Contrastant avec les réalisations architecturales, les arts de la poterie et des textiles n’atteignent pas la perfection des œuvres des civilisations précédentes ; technique et facture sont bonnes, mais un décor et des formes stéréotypées reflètent une production en série.


La fin d’un monde

Le 16 novembre 1532, l’Inca Atahualpa fut capturé par Francisco Pizarro. Son armée, taillée en pièces, était en fuite. En une journée, le plus grand État de l’Amérique précolombienne avait définitivement cessé d’exister. Après une brève captivité, Atahualpa fut étranglé secrètement dans sa prison sur l’ordre de Pizarro, premier sacrifice que le Pérou offrait à la culture de l’Occident. L’époque coloniale commençait, qui allait voir la mise en coupe réglée du pays, la chute brutale du chiffre de la population, les abus de toutes sortes, tant civils que dus aux moines évangélisateurs. Exploités et opprimés, les Indiens ne restèrent cependant pas toujours apathiques. En 1536, Manco Cápac II, souverain fantoche placé sur le trône par les Espagnols, se révolta, s’enfuit et réussit à lever une armée. Repoussé devant Cuzco, qu’il avait assiégé, il se réfugia dans les Andes et mena durant des années une guerre d’escarmouches. Son fils, puis son frère Túpac Amaru continuèrent la résistance jusqu’à ce que l’implacable vice-roi Francisco de Toledo (1569-1581) vînt à bout de ces premiers « guerrilleros ».

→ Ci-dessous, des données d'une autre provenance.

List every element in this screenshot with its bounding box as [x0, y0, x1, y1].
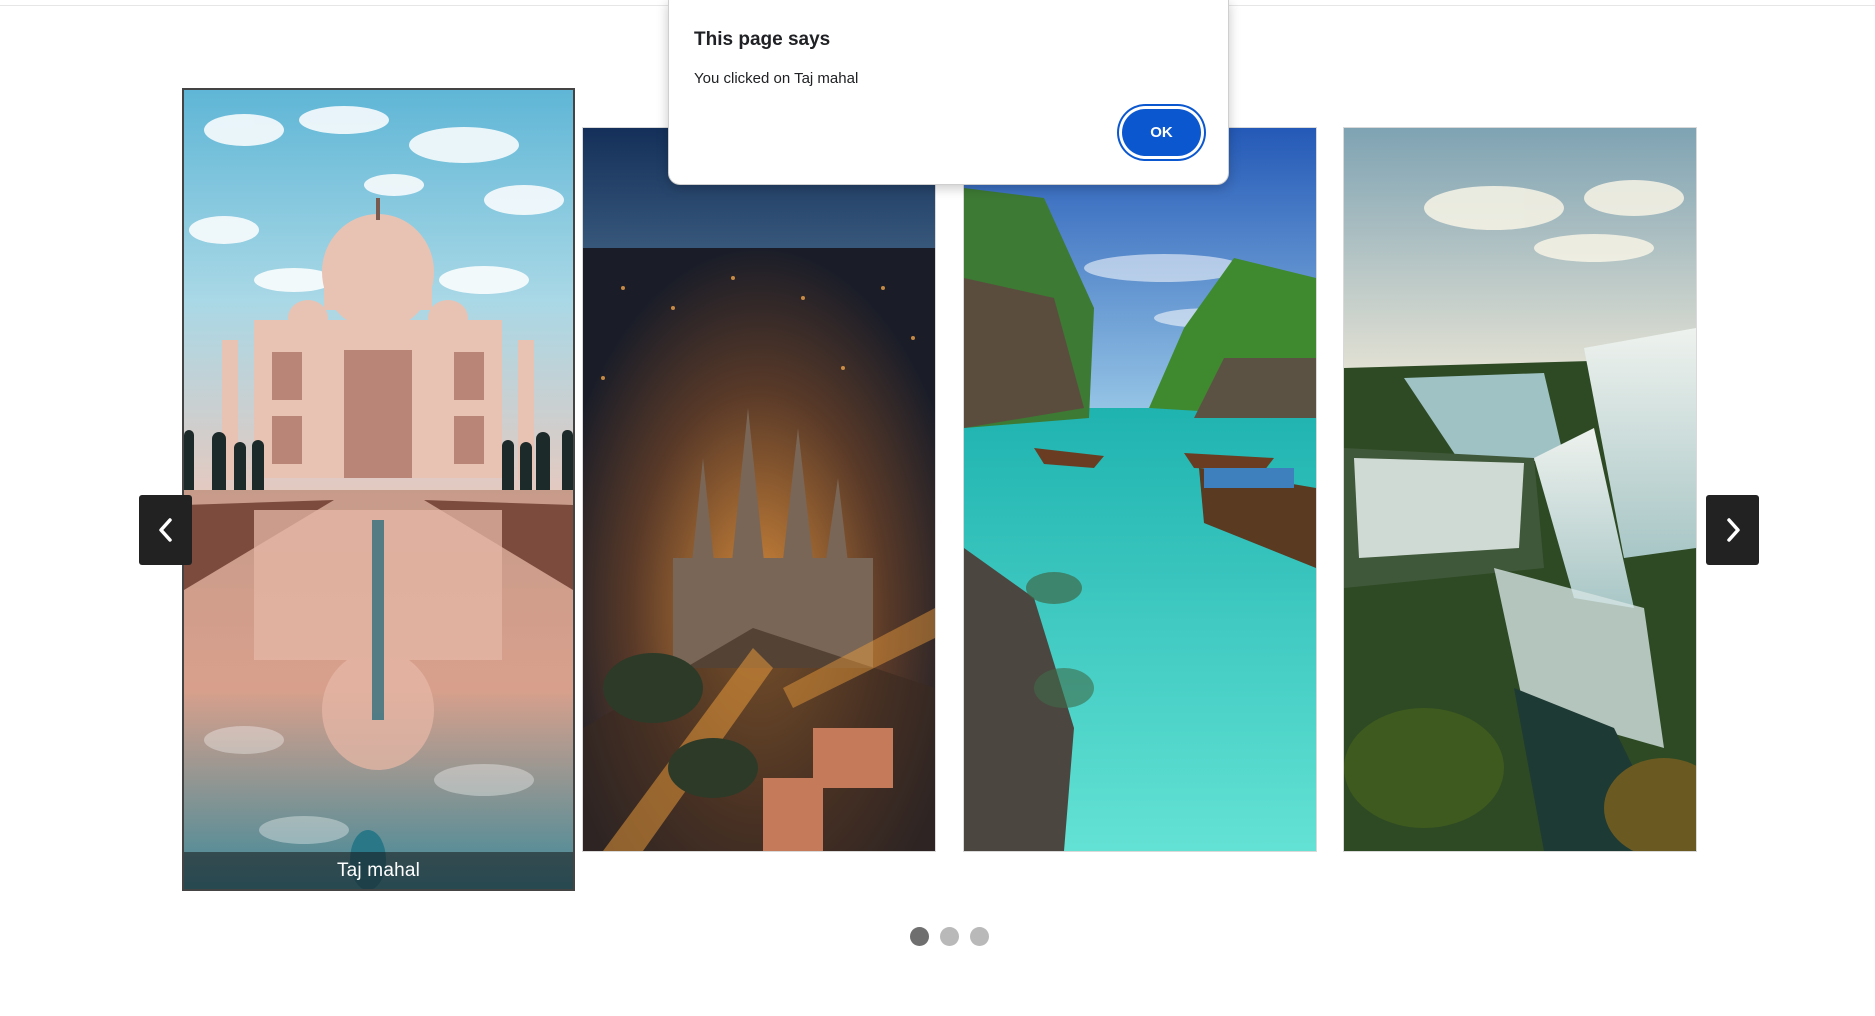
ok-button[interactable]: OK [1122, 109, 1201, 156]
dialog-title: This page says [694, 29, 831, 50]
carousel-prev-button[interactable] [139, 495, 192, 565]
carousel-pagination [910, 927, 989, 946]
alert-dialog: This page says You clicked on Taj mahal … [668, 0, 1229, 185]
carousel-dot-1[interactable] [910, 927, 929, 946]
carousel-slide-3[interactable] [964, 128, 1316, 851]
dialog-message: You clicked on Taj mahal [694, 70, 859, 87]
carousel-next-button[interactable] [1706, 495, 1759, 565]
waterfall-image [1344, 128, 1696, 851]
carousel-slide-taj-mahal[interactable]: Taj mahal [184, 90, 573, 889]
carousel-dot-3[interactable] [970, 927, 989, 946]
chevron-right-icon [1726, 518, 1740, 542]
taj-mahal-image [184, 90, 573, 889]
night-city-image [583, 128, 935, 851]
carousel-slide-4[interactable] [1344, 128, 1696, 851]
slide-caption: Taj mahal [184, 852, 573, 889]
chevron-left-icon [158, 518, 172, 542]
carousel-dot-2[interactable] [940, 927, 959, 946]
tropical-lagoon-image [964, 128, 1316, 851]
page: Taj mahal This page says You clicked on … [0, 0, 1875, 1016]
carousel-slide-2[interactable] [583, 128, 935, 851]
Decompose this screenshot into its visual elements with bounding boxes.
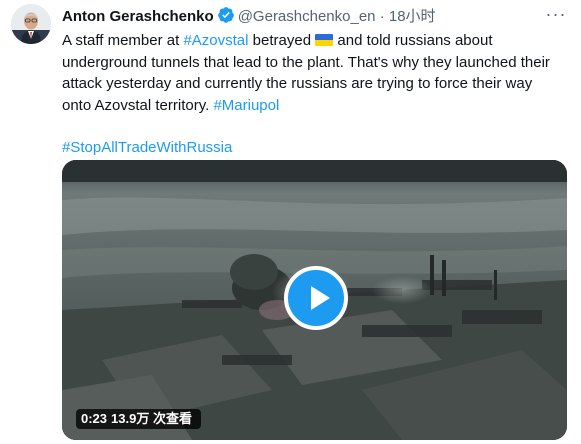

Deux siècles plus tard, le nom de Túpac Amaru servira de cri de ralliement aux insurgés au cours de la dernière et la plus sanglante révolte qu’aient connue les Espagnols.

D. L.

➙ Amérique précolombienne.

 I. Garcilaso de la Vega, Comentarios reales (Cordoue, 1609-1616, 2 vol. ; trad. fr. Commentaires royaux, Club des libraires de France, 1959). / L. Baudin, les Incas du Pérou (Génin, 1947) ; la Vie quotidienne au temps des derniers Incas (Hachette, 1955). / J. H. Rowe, « Inca Culture at the Time of the Spanish Conquest », dans Handbook of South American Indians, sous la dir. de J. H. Steward, t. II : Andean Civilizations (New York, 1957). / A. Métraux, les Incas (Éd. du Seuil, coll. « Microcosme », 1962). / B. Flornoy, l’Aventure inca (Perrin, 1963 ; nouv. éd., 1972).